It Is Enough

There are people who will never be happy. It’s not their fault, it’s just that they don’t know how.

He who is not contented with what he has, would not be contented with what he would like to have. ― Socrates

This past weekend, my family gathered to celebrate both my mom and sister’s birthdays. I’ve found that there’s nothing like this type of gathering to show me how truly lucky and fortunate I am to have the family that I do. Lying on the floor after eating so much, my eyes scanned the room and took in every smile, loud laugh, bad joke and dance move. My heart raced and I immediately knew what was happening — I was searching for more. Something to complete an already complete moment. I knew this because I’d been here many times before — always searching for more, even in the presence of perfection. It’s a bad habit and bad habits are often hard to break.

Life is so constructed, that the event does not, cannot, will not, match the expectation. ― Charlotte Brontë

Every time I get what I want, I want something else. I’m afraid that as long as I’m breathing, there will always be a desire for more. When I think about what more means, I always imagine big moments. This desire for a life of constant fireworks is fed by the child in me who has always been a dreamer. The more I live of course, the more I recognize that fireworks wouldn’t be fireworks if they lit the sky every moment of the day.

A wedding, a child’s graduation, a dream job, life is filled with amazing, unique and one of a kind moments. We usually tie these moments to happiness but we forget that in these happy moments also lie moments of unhappiness. A wedding might eventually lead to a divorce; graduation might be followed by a long period of searching and joblessness; you could wake up one day fired and shattered from your dream job. The unique thing about Life is that there is a duality tied to every moment. We assign feelings to those moments — “it was good that I didn’t get on that plane” or “it was bad that I married that man”. What’s interesting is that Life sees all moments as neutral — perfectly woven strands of time designed without judgment to shape and mold us into the very best version of ourselves.

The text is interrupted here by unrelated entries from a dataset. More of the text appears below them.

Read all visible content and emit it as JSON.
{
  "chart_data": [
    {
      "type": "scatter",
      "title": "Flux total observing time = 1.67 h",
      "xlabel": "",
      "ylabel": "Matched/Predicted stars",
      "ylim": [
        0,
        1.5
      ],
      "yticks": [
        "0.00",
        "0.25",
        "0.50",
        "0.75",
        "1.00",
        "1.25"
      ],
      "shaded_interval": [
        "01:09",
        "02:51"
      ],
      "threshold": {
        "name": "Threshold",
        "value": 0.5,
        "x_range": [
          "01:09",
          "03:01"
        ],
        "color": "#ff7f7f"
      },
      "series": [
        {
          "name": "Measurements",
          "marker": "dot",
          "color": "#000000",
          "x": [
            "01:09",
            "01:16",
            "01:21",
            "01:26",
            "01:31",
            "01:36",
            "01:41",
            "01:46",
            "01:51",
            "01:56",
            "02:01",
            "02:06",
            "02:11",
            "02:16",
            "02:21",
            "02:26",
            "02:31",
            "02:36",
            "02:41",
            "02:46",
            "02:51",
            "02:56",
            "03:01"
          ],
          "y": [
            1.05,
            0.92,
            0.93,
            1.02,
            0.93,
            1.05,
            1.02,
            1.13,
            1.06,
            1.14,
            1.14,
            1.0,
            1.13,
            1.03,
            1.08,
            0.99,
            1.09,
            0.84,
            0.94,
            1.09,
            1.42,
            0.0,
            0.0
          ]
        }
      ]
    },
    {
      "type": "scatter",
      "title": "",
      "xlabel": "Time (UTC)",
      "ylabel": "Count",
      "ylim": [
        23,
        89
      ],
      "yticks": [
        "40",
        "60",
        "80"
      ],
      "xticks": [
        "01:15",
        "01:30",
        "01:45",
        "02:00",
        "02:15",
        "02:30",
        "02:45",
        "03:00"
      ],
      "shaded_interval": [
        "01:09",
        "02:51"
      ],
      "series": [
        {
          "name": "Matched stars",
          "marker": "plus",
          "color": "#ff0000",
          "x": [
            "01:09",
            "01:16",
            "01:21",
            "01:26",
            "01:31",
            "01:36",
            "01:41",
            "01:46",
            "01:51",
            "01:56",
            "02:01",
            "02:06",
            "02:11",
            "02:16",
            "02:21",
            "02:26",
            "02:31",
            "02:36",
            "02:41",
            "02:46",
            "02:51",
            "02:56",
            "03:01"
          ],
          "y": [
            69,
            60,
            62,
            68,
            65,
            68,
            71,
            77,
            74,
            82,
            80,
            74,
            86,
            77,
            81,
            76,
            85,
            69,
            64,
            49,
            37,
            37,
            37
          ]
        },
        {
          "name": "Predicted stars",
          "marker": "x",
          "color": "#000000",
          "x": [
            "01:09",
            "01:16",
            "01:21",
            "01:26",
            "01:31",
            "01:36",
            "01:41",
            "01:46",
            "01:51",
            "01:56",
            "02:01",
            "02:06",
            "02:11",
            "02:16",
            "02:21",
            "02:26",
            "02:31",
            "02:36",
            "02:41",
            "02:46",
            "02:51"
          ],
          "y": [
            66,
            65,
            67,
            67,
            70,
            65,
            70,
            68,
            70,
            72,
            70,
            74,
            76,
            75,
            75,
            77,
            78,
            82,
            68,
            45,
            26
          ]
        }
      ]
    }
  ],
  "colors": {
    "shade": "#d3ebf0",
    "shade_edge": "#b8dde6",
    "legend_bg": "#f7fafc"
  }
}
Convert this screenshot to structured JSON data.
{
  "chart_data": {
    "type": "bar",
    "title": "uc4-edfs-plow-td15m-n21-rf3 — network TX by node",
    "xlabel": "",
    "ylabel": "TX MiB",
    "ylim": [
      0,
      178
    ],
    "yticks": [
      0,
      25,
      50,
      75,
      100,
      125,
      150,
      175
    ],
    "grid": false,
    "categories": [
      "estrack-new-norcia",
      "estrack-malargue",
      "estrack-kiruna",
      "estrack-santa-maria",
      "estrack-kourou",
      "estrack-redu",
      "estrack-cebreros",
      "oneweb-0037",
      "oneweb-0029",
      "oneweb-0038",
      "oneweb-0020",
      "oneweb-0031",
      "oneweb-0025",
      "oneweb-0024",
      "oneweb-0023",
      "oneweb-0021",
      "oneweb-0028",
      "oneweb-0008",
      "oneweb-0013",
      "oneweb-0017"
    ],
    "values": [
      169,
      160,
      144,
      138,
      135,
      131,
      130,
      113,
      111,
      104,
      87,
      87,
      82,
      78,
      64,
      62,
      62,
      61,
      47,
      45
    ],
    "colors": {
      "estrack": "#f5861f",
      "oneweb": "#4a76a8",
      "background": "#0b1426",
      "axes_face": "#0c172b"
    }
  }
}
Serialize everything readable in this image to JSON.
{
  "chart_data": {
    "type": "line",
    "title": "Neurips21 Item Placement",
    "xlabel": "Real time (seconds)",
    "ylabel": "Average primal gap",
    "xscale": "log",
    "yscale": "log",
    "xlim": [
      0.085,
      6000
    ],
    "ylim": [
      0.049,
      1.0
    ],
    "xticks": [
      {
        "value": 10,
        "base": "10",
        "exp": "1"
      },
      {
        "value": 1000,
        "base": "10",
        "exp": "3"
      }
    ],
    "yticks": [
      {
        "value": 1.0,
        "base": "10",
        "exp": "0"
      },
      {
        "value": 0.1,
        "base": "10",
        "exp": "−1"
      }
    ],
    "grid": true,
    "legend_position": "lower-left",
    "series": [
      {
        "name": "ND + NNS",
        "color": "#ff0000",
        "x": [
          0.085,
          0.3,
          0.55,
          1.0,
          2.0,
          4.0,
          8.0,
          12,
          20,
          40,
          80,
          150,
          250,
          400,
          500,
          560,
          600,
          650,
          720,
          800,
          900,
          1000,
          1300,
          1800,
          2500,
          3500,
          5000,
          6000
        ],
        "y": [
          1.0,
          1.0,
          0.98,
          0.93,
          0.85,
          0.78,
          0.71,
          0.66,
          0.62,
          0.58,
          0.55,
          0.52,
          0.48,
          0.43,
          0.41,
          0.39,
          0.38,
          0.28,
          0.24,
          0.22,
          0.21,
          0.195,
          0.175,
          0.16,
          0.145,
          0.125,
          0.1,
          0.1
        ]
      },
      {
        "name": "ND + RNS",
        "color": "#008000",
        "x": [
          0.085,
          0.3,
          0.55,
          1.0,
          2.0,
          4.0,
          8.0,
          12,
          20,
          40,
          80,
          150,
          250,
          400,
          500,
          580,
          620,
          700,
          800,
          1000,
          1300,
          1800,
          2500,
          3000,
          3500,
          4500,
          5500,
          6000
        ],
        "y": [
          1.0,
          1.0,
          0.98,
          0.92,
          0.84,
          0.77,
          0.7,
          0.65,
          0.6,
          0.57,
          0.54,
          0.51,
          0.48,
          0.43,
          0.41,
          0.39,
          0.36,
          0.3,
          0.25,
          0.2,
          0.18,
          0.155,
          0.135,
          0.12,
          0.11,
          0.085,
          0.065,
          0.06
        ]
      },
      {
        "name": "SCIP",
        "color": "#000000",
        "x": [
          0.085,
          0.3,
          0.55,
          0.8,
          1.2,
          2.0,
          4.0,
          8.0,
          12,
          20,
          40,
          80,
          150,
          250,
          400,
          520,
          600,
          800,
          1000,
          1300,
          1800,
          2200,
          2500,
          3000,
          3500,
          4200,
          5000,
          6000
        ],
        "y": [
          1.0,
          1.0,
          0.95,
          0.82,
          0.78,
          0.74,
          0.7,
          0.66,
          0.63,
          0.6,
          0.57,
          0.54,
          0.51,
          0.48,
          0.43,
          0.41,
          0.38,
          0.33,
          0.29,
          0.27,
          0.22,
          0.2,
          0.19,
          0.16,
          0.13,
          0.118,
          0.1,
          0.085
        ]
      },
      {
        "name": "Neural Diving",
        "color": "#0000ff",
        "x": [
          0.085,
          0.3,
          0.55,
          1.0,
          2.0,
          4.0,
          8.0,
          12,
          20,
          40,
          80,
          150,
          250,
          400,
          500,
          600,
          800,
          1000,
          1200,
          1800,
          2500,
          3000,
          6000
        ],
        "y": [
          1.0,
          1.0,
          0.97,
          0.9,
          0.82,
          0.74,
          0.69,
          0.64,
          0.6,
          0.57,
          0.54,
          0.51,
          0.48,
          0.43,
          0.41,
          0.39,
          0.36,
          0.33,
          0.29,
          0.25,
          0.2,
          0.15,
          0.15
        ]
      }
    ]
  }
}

There will be some big moments and there will be smaller moments. There will be many moments that pass without our acknowledgment or appreciation. The common denominator in these moments remains us. We are in the big and small, the happy and sad, the excitement and the boredom; the impactful and mundane. We are the common thread. Moments and life situations change around us. The change is a given and a constant and it is not meant to fulfill us. No moment or life situation has the power to do that. We collide with misery when we try to assign these moments parts that they were never meant to play to begin with. Understanding that there is no fulfillment outside of the self is the end of suffering.

Gratitude is not a passive response to something we have been given, gratitude arises from paying attention, from being awake in the presence of everything that lives within and without us. Gratitude is not necessarily something that is shown after the event, it is the deep, a priori state of attention that shows we understand and are equal to the gifted nature of life. ― David Whyte, Consolations

What are you chasing? What do you think will complete you? Recognizing that this journey is a privilege is something that seems to awaken me out of my slumber of unconsciousness. I acknowledge that this moment, all of this, is enough — without anything else happening, without any more money or relationships, any more dreams coming true, without any expectations and aspirations, I accept that it, that I, am enough.